Alaska Airlines, parent company of Horizon Airlines, will slash its number of daily flights to and from Pangborn Memorial Airport from three to just one in September.

Chelan-Douglas Regional Port Authority CEO Jim Kuntz said the cut is the result of two main issues: Alaska's ongoing pilot shortage and its transition from smaller turbo propeller airplanes to regional jets.

"What we don't know is when we are going to come back to more normalcy." Kuntz said, "We do not know. I've been asking and we have not gotten any responses to that. So disappointing news."

Horizon's transition to one flight is expected by September 22nd. The lone daily flight is reportedly set to take off from East Wenatchee in the mid-day, possibly around 1:00 pm.

"The schedule is built to be more favorable to people who want to get to Wenatchee." continued Kuntz, "It is not a good schedule for those of us who live here that want to fly out. It makes it an overnight stay and at that point you're driving to SeaTac, you're driving to Spokane, you're driving to some other airport."

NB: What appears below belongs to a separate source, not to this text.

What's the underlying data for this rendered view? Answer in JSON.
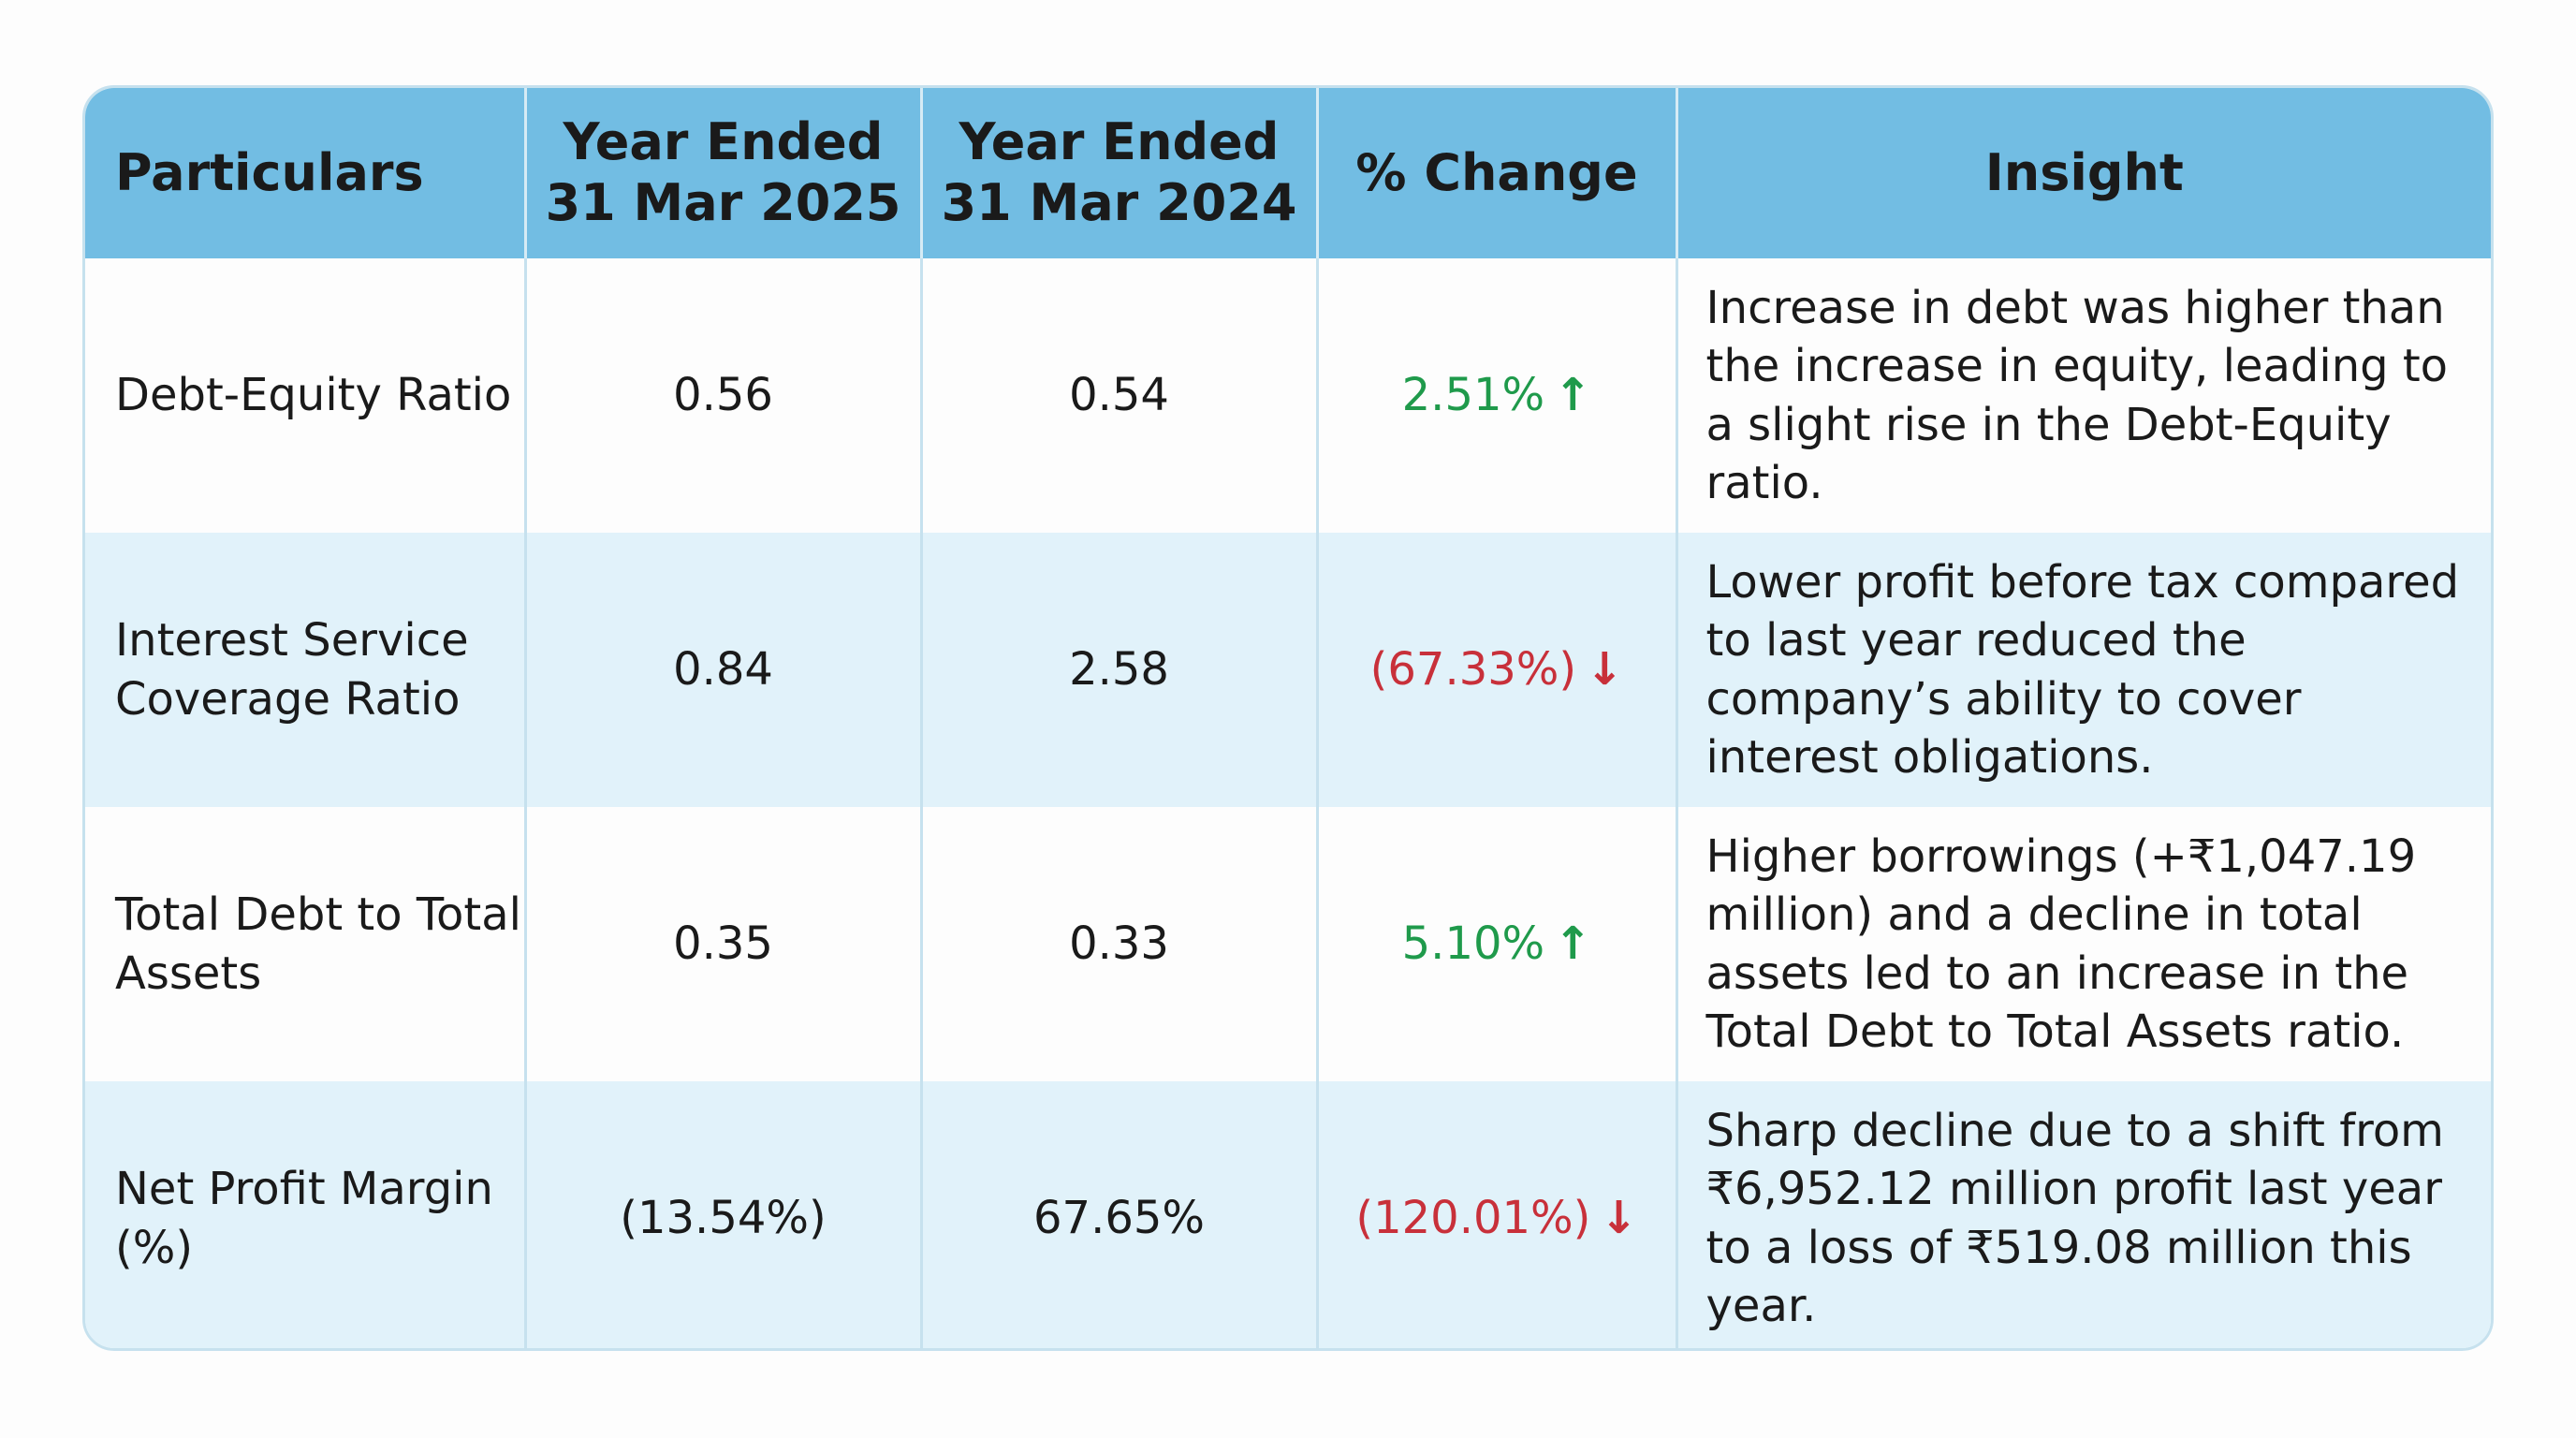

Horizon's reduction of daily flights to the Wenatchee Valley is part of a larger scaling-back of service by Alaska Airlines. Airports across the Pacific Northwest will see their daily flights slashed, although Pangborn is reportedly one of only two airports in the region that will see its flights reduced by as much as two thirds.

An additional airline carrier that provides less-than-daily service has allegedly expressed interest in flying into Pangborn. Although the destination city has not been named, it was described as an hour to an hour-and-a-half away and supports 21 seasonal 1-way destinations including Mexico City, Chicago, Atlanta and New York. Local officials could try to lure the carrier to the Wenatchee Valley through tax incentives and by providing aviation fuel at cost.

Kuntz added that the port needs to continue to plan like Pangborn will be a great regional facility. The airport will get a new, $35 million runway in 2025 and is in the process of widening some of its taxiway to meet FAA standards.